See Opportunity Where Others See Risk
ID Analytics’ credit risk solutions let you make smarter lending decisions, with a more complete view into consumer behavior that helps to grow your business without growing losses. By pairing traditional credit data with powerfully alternative insights from the wireless, banking and sub-prime markets, Credit Optics enables smarter more predictive credit decisions across the customer lifecycle. Unlock the potential of alternative credit data through solutions built to respect consumer transparency and grow your business with confidence.
- Alternative Credit Data — Credit Optics® Full Spectrum
- Synthetic Identity — Credit Optics® Intentional Misuse
- Acquisition — Credit Optics® Prescreen
- Risk Assessment — ID Score® Action
- Credit Optics® Portfolio Management
Credit Risk Solutions†
Credit Optics Full Spectrum (COFS)† draws from the unique blend of traditional and alternative consumer credit data in the ID Network® to inject new, predictive information into existing credit bureau and custom models. The result is an improved understanding of consumer credit risk that helps credit issuers and lenders see opportunity where others simply see risk. COFS looks at traditional and alternative credit data to predict the likelihood of a customer ending up 90 days past due or charging-off within 12 months. By evaluating non-traditional activities like wireless, sub-prime loan and alternative payment applications, COFS gives a more complete credit assessment for nearly every U.S. consumer.
Credit Optics Intentional Misuse is an FCRA-governed risk assessment which predicts the likelihood that an applicant intends to misuse the credit or solution they are applying for. The solution targets one of the more challenging loss drivers in lending – credit abuse. By focusing on intent, Credit Optics Intentional Misuse is able to identify a wide-range of behaviors, including synthetic identity, first party fraud, first pay default, and bust-out. Designed for enterprises who view, and wish to tackle, synthetics as a credit abuse problem. Enterprises who view synthetics as an identity fraud problem, please visit our Fraud Risk Management page.
Credit Optics Prescreen† predicts the likelihood of a prospect ending up 90 days delinquent or charging-off within 12 months. By utilizing a rich source of traditional and alternative data, Credit Optics Prescreen identifies prospects with the right balance of risk and propensity to respond, allowing you to grow both response and booking rates.

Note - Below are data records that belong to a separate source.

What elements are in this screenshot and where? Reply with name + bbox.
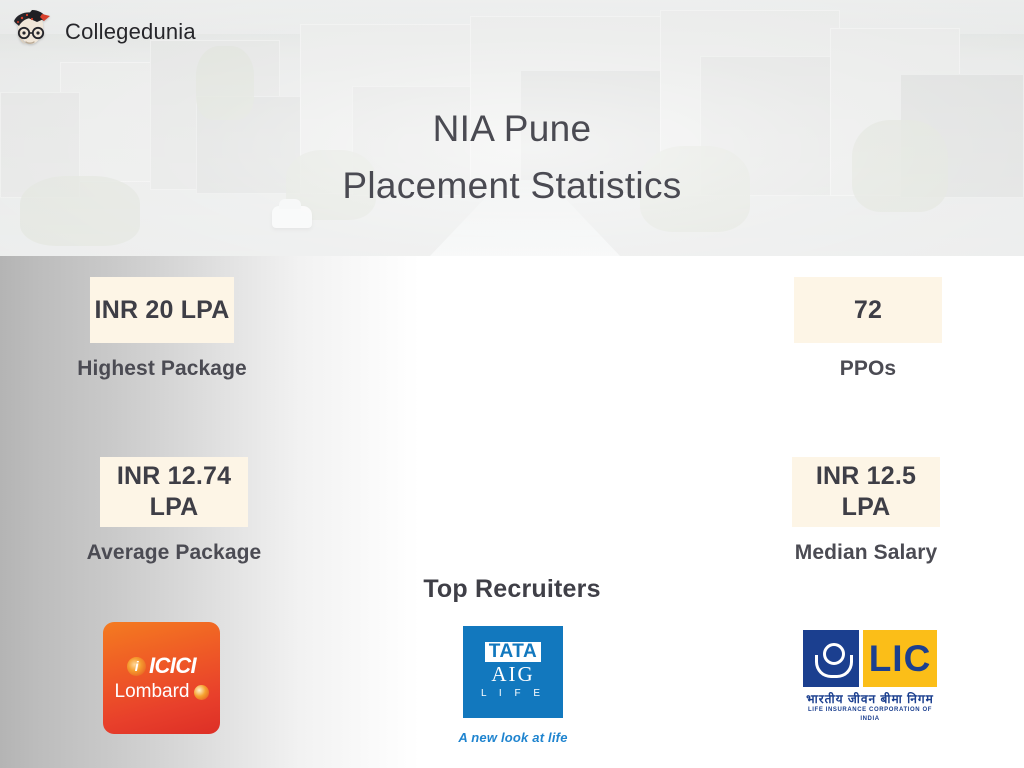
lic-english-name: LIFE INSURANCE CORPORATION OF INDIA xyxy=(803,706,937,724)
stat-median-salary: INR 12.5 LPA Median Salary xyxy=(750,457,982,565)
top-recruiters-heading: Top Recruiters xyxy=(0,575,1024,604)
lic-hindi-name: भारतीय जीवन बीमा निगम xyxy=(803,692,937,706)
title-line-1: NIA Pune xyxy=(0,100,1024,157)
recruiter-logo-icici-lombard: i ICICI Lombard xyxy=(103,622,220,734)
lombard-wordmark: Lombard xyxy=(115,681,209,703)
recruiter-logos: i ICICI Lombard TATA AIG L I F E A new l… xyxy=(0,614,1024,764)
stat-ppos: 72 PPOs xyxy=(752,277,984,381)
tata-aig-tagline: A new look at life xyxy=(433,730,593,745)
recruiter-logo-tata-aig-life: TATA AIG L I F E xyxy=(463,626,563,718)
placement-statistics-infographic: Collegedunia NIA Pune Placement Statisti… xyxy=(0,0,1024,768)
stat-average-package: INR 12.74 LPA Average Package xyxy=(58,457,290,565)
stat-value: INR 20 LPA xyxy=(90,277,234,343)
stat-value: 72 xyxy=(794,277,942,343)
page-title: NIA Pune Placement Statistics xyxy=(0,100,1024,214)
stat-value: INR 12.5 LPA xyxy=(792,457,940,527)
stat-label: Highest Package xyxy=(46,357,278,381)
life-wordmark: L I F E xyxy=(481,686,545,702)
lic-hands-icon xyxy=(814,641,848,677)
aig-wordmark: AIG xyxy=(491,662,534,686)
stat-label: Average Package xyxy=(58,541,290,565)
stat-highest-package: INR 20 LPA Highest Package xyxy=(46,277,278,381)
icici-dot-icon: i xyxy=(127,657,146,676)
icici-name: ICICI xyxy=(149,653,196,679)
brand-logo[interactable]: Collegedunia xyxy=(8,8,196,56)
brand-name: Collegedunia xyxy=(65,19,196,45)
title-line-2: Placement Statistics xyxy=(0,157,1024,214)
stat-value: INR 12.74 LPA xyxy=(100,457,248,527)
lic-mark: LIC xyxy=(803,630,937,687)
graduate-face-logo-icon xyxy=(8,8,56,56)
lombard-swirl-icon xyxy=(194,685,209,700)
stat-label: PPOs xyxy=(752,357,984,381)
stat-label: Median Salary xyxy=(750,541,982,565)
lombard-name: Lombard xyxy=(115,681,190,703)
lic-emblem-icon xyxy=(803,630,859,687)
recruiter-logo-lic: LIC भारतीय जीवन बीमा निगम LIFE INSURANCE… xyxy=(803,630,937,724)
tata-wordmark: TATA xyxy=(485,642,541,662)
lic-abbr: LIC xyxy=(863,630,937,687)
icici-wordmark: i ICICI xyxy=(127,653,196,679)
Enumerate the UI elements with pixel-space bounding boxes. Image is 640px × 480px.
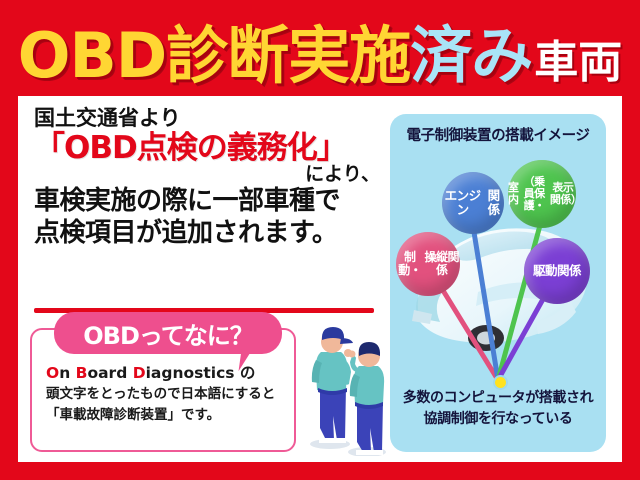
ecu-bubble-engine: エンジン関係 [442, 172, 504, 234]
ecu-footer-line-1: 多数のコンピュータが搭載され [390, 388, 606, 409]
ecu-bubble-brake: 制動・操縦関係 [396, 232, 460, 296]
acronym-oard: oard [87, 364, 132, 382]
two-people-icon [303, 316, 391, 456]
statement-line-5: 点検項目が追加されます。 [34, 218, 384, 249]
ecu-bubble-cabin: 室内（乗員保護・表示関係） [508, 160, 576, 228]
obd-explanation-line-3: 「車載故障診断装置」です。 [46, 405, 284, 426]
ecu-diagram-panel: 電子制御装置の搭載イメージ [390, 114, 606, 452]
statement-line-4: 車検実施の際に一部車種で [34, 186, 384, 217]
header-title-blue: 済み [410, 5, 532, 95]
statement-line-3: により、 [34, 164, 384, 185]
left-column: 国土交通省より 「OBD点検の義務化」 により、 車検実施の際に一部車種で 点検… [18, 96, 390, 462]
header-title-white: 車両 [534, 26, 622, 90]
acronym-on: n [59, 364, 75, 382]
obd-acronym-line: On Board Diagnostics の [46, 362, 284, 384]
obd-question-bubble: OBDってなに？ [54, 312, 282, 354]
people-illustration [303, 316, 391, 456]
acronym-b: B [76, 364, 88, 382]
content-frame: 国土交通省より 「OBD点検の義務化」 により、 車検実施の際に一部車種で 点検… [18, 96, 622, 462]
ecu-bubble-drive: 駆動関係 [524, 238, 590, 304]
obd-explanation-card: OBDってなに？ On Board Diagnostics の 頭文字をとったも… [30, 328, 296, 452]
ecu-footer-line-2: 協調制御を行なっている [390, 409, 606, 430]
statement-line-1: 国土交通省より [34, 106, 384, 130]
statement-line-2-highlight: 「OBD点検の義務化」 [34, 131, 384, 166]
ecu-panel-footer: 多数のコンピュータが搭載され 協調制御を行なっている [390, 388, 606, 430]
header-title: OBD診断実施 済み 車両 [18, 5, 622, 95]
acronym-o: O [46, 364, 59, 382]
acronym-d: D [133, 364, 146, 382]
poster-root: OBD診断実施 済み 車両 国土交通省より 「OBD点検の義務化」 により、 車… [0, 0, 640, 480]
poster-header: OBD診断実施 済み 車両 [0, 0, 640, 96]
statement-block: 国土交通省より 「OBD点検の義務化」 により、 車検実施の際に一部車種で 点検… [34, 106, 384, 249]
obd-question-label: OBDってなに？ [83, 316, 252, 351]
obd-explanation-body: On Board Diagnostics の 頭文字をとったもので日本語にすると… [46, 362, 284, 426]
header-title-yellow: OBD診断実施 [18, 5, 410, 95]
acronym-iagnostics: iagnostics の [146, 364, 256, 382]
obd-explanation-line-2: 頭文字をとったもので日本語にすると [46, 384, 284, 405]
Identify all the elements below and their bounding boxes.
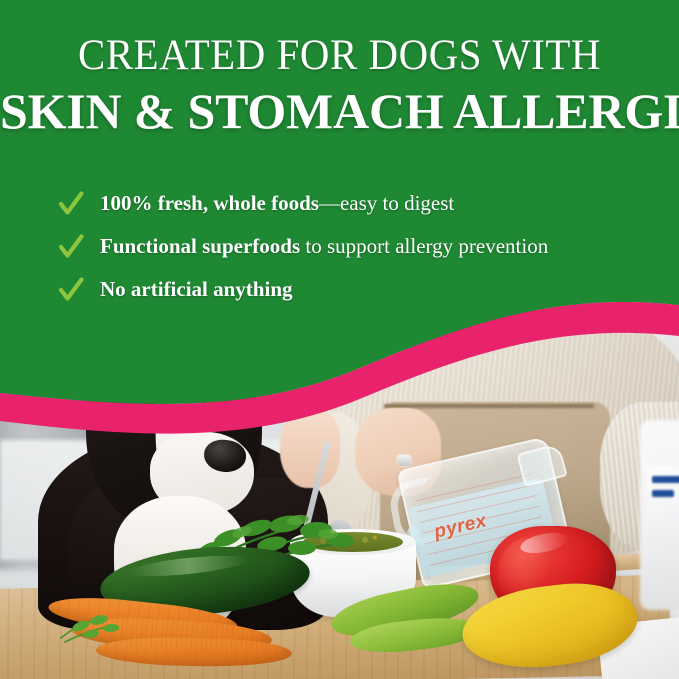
- benefit-item: 100% fresh, whole foods—easy to digest: [56, 183, 656, 225]
- benefit-text: 100% fresh, whole foods—easy to digest: [100, 192, 454, 215]
- product-feature-banner: CREATED FOR DOGS WITH SKIN & STOMACH ALL…: [0, 0, 679, 679]
- herb-sprig: [55, 608, 125, 644]
- headline-line-1: CREATED FOR DOGS WITH: [17, 34, 662, 77]
- lifestyle-photo: pyrex: [0, 290, 679, 679]
- check-icon: [56, 189, 86, 219]
- benefit-bullet-list: 100% fresh, whole foods—easy to digest F…: [56, 183, 656, 312]
- headline-block: CREATED FOR DOGS WITH SKIN & STOMACH ALL…: [0, 34, 679, 136]
- headline-line-2: SKIN & STOMACH ALLERGIES: [0, 86, 679, 136]
- dog-eye-left-highlight: [132, 406, 137, 410]
- benefit-text-bold: 100% fresh, whole foods: [100, 191, 319, 215]
- benefit-text-normal: to support allergy prevention: [300, 234, 548, 258]
- benefit-text: No artificial anything: [100, 278, 293, 301]
- benefit-item: Functional superfoods to support allergy…: [56, 226, 656, 268]
- benefit-text-bold: No artificial anything: [100, 277, 293, 301]
- apron-strap: [384, 404, 594, 408]
- hand-holding-fork: [280, 408, 340, 488]
- benefit-text-bold: Functional superfoods: [100, 234, 300, 258]
- benefit-item: No artificial anything: [56, 269, 656, 311]
- check-icon: [56, 275, 86, 305]
- benefit-text-normal: —easy to digest: [319, 191, 454, 215]
- benefit-text: Functional superfoods to support allergy…: [100, 235, 548, 258]
- dog-eye-right-highlight: [210, 398, 215, 402]
- bottle-label-text-line: [652, 476, 679, 483]
- bottle-label-text-line: [652, 490, 674, 497]
- check-icon: [56, 232, 86, 262]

ID Score Action† provides an effective and adverse-actionable means of assessing risk designed with fair lending standards in mind.ID Score Action provides a powerful and differentiated perspective on credit risk that can deliver strong results as a stand-alone score, or as an enhancement to existing custom solutions. Once ID Score Action fully evaluates the consumer, low-scoring applications can be declined or extended restricted offers, while others may be quickly approved.
Credit Optics Portfolio Management† predicts the likelihood of a customer ending up 90 days delinquent or charging-off within 12 months. By incorporating non-traditional activities like wireless, sub-prime loan and alternative payment applications, Credit Optics Portfolio Management gives a more complete credit assessment.